Nécessité d’agir vite lorsqu’un crédit lombard n’est plus couvert (Rapport annuel 2003, page 22)

Le client disposait auprès de la banque d’un crédit lombard qui n’était plus couvert, raison pour laquelle la banque demanda un complément de garantie. Formulée d’abord verbalement, cette demande fut ensuite confirmée par écrit et assortie d’un délai. Le client sollicita une prolongation du délai et souhaita apporter non des titres ou la garantie d’une autre banque, comme on le lui demandait, mais une garantie hypothécaire. N’ayant pas reçu les garanties requises à l’expiration du délai, la banque vendit une partie des titres du client en dépôt chez elle. Le client fit valoir que cette vente était intervenue au plus mauvais moment et lui avait occasionné inutilement une perte de 50 000 CHF. Il ajouta qu’elle n’était absolument pas nécessaire car le nantissement de son immeuble, associé à des avoirs en espèces appartenant à son épouse, aurait largement suffi à couvrir le risque de la banque.

Les documents produits montraient que le client avait proposé une garantie hypothécaire à plusieurs reprises, et que celle-ci n’avait jamais été clairement refusée: l’Ombudsman demanda donc à la banque qu’elle prenne position sur ce point.
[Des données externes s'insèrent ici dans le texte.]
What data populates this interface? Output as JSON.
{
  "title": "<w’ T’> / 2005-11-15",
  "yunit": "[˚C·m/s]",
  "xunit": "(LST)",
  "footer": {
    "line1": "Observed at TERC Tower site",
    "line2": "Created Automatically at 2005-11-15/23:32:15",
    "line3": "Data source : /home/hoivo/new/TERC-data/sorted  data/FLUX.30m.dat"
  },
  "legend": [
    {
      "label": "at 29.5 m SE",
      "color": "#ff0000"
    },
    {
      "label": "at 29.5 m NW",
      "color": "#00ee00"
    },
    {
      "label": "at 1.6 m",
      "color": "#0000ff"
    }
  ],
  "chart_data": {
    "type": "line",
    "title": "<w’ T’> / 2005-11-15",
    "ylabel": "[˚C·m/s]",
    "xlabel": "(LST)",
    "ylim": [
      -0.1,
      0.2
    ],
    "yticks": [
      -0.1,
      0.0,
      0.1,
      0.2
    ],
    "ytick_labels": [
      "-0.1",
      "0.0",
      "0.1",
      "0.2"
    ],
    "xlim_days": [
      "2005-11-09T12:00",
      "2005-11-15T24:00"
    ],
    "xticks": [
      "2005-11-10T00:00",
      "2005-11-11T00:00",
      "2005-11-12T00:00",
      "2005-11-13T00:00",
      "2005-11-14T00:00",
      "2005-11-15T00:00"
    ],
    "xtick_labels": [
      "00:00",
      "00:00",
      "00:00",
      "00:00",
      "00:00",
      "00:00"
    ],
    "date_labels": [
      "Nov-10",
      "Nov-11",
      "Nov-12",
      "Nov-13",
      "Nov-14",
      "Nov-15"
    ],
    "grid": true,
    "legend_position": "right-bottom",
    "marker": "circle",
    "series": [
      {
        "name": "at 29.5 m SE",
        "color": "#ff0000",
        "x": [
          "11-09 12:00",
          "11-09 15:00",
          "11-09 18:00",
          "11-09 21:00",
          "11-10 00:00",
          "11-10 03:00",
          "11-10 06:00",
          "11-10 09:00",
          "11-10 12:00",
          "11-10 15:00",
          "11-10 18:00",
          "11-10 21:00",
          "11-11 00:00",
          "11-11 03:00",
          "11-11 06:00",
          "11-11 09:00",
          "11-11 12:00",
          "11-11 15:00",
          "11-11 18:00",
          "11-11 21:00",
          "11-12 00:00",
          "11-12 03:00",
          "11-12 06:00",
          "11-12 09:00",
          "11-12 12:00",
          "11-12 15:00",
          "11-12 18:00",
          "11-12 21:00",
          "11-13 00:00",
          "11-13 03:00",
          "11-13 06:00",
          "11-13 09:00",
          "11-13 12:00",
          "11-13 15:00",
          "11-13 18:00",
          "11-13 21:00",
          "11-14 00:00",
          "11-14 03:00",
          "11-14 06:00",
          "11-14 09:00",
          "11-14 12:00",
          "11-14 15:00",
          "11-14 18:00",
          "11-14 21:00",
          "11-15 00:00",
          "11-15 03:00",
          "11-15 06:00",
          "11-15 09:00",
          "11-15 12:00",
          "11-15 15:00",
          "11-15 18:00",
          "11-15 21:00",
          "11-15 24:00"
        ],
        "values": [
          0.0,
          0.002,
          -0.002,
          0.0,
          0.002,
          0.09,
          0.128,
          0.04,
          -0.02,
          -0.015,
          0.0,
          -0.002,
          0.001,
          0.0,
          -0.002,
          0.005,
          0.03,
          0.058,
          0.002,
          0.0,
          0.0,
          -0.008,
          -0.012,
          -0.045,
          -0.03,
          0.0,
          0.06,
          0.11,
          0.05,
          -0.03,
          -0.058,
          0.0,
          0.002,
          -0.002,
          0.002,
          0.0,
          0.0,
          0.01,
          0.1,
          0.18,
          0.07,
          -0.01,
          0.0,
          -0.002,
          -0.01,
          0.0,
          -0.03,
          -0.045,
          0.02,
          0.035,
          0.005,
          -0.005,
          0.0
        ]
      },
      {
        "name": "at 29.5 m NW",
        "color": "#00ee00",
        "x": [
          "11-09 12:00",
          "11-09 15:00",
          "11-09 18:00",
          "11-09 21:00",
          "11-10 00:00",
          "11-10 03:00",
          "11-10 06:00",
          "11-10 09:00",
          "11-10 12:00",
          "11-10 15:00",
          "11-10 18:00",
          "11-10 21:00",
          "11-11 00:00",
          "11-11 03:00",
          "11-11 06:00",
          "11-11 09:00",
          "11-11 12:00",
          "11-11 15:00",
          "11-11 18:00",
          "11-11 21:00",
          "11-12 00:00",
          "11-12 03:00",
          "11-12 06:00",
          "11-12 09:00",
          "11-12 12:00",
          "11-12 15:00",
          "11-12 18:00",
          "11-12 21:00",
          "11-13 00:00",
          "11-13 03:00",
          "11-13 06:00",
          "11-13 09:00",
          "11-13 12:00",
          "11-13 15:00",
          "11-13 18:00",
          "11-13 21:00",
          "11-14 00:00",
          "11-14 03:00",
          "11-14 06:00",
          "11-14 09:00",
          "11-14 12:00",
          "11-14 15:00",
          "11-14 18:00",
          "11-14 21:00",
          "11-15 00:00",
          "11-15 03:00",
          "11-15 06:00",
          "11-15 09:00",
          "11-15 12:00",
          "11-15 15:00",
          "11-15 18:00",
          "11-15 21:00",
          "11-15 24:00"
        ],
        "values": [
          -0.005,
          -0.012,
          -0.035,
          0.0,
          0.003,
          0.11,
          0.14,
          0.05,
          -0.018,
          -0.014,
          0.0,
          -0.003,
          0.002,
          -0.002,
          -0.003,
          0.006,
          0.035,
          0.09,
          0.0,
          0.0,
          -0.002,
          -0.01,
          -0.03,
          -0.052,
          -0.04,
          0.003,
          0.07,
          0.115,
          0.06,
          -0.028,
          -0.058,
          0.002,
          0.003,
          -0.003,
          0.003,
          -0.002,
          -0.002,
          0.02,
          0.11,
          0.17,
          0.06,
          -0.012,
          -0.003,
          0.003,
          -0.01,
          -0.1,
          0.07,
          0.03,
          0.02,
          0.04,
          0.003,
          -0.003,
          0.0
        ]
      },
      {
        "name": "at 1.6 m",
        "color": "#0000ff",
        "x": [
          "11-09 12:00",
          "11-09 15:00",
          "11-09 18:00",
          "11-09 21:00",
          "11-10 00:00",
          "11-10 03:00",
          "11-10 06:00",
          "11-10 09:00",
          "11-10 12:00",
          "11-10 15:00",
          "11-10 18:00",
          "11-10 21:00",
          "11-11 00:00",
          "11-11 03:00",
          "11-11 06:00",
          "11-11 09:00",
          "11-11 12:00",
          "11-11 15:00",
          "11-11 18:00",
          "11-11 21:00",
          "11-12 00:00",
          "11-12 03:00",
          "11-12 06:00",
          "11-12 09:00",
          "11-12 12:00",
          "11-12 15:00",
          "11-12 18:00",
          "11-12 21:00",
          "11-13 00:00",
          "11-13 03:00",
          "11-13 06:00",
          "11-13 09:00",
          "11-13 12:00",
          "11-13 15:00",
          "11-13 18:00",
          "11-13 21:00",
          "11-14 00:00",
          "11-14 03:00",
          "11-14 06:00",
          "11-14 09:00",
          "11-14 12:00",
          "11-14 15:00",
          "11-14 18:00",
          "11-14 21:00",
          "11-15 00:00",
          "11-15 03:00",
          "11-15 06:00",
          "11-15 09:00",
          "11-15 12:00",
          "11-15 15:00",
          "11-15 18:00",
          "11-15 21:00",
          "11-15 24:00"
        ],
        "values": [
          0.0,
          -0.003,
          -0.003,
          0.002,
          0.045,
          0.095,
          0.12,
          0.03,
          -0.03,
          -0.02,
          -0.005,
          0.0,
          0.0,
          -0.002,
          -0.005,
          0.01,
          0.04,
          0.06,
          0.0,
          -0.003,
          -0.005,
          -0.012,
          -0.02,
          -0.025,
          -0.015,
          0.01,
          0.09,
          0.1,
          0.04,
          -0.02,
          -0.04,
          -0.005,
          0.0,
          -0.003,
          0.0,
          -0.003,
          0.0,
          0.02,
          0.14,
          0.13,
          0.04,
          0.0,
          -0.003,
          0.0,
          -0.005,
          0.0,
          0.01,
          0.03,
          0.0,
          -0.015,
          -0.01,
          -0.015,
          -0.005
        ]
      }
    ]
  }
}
Celle-ci retraça par le menu la succession de ses entretiens avec le client, en s’appuyant visiblement sur les notes méticuleuses prises par le conseiller à la clientèle. Ainsi, dès le 24 février 2003, le conseiller avait signalé à son client un dépassement de 6 600 CHF et demandé une couverture complémentaire. Celle-ci ne fut pas fournie et, du fait de l’évolution désastreuse du marché, l’insuffisance de couverture augmenta jusqu’à atteindre 67 000 CHF. Le client s’opposa à ce que la banque vende une partie de ses titres, raison pour laquelle on lui accorda verbalement un délai supplémentaire de 48 heures, confirmé par écrit. Le lendemain, le conseiller réitéra sa demande de couverture complémentaire. Le lundi 3 mars 2003, le client accusa réception de la lettre. Il demanda un nouveau report, car il souhaitait se rendre à l’étranger pour donner ordre à sa banque étrangère de transférer les fonds nécessaires. Le délai fut donc prolongé jusqu’au 7 mars 2003. A cette date, le client proposa pour la première fois, mais de façon plutôt marginale, d’augmenter la cédule hypothécaire sur son immeuble. Le conseiller refusa, considérant que ce type de garantie n’était pas approprié pour un crédit lombard. Le 11 mars 2003, la banque tenta à nouveau de prendre contact avec le client, mais sans y parvenir: elle vendit donc le nombre de titres requis. Dans sa réponse à l’Ombudsman, la banque souligna en outre que l’augmentation de l’hypothèque n’aurait en aucun cas été possible dans les délais impartis. Quant à l’argument du client selon lequel les avoirs de son épouse auraient pu servir de garantie, il ne tenait pas car il aurait fallu à cet effet un nantissement formel.

L’Ombudsman ne put que se ranger à l’avis de la banque. Si, dans le cadre d’un crédit lombard, les taux de nantissement fixés par la banque ne sont pas respectés, celle-ci peut demander une garantie complémentaire. Elle est en droit d’accepter ou de refuser les sûretés de son choix. Enfin, le contrat l’autorise à vendre des titres déposés chez elle et donnés en garantie, dès lors que le client ne fournit pas dans les délais impartis les garanties complémentaires qui lui sont demandées.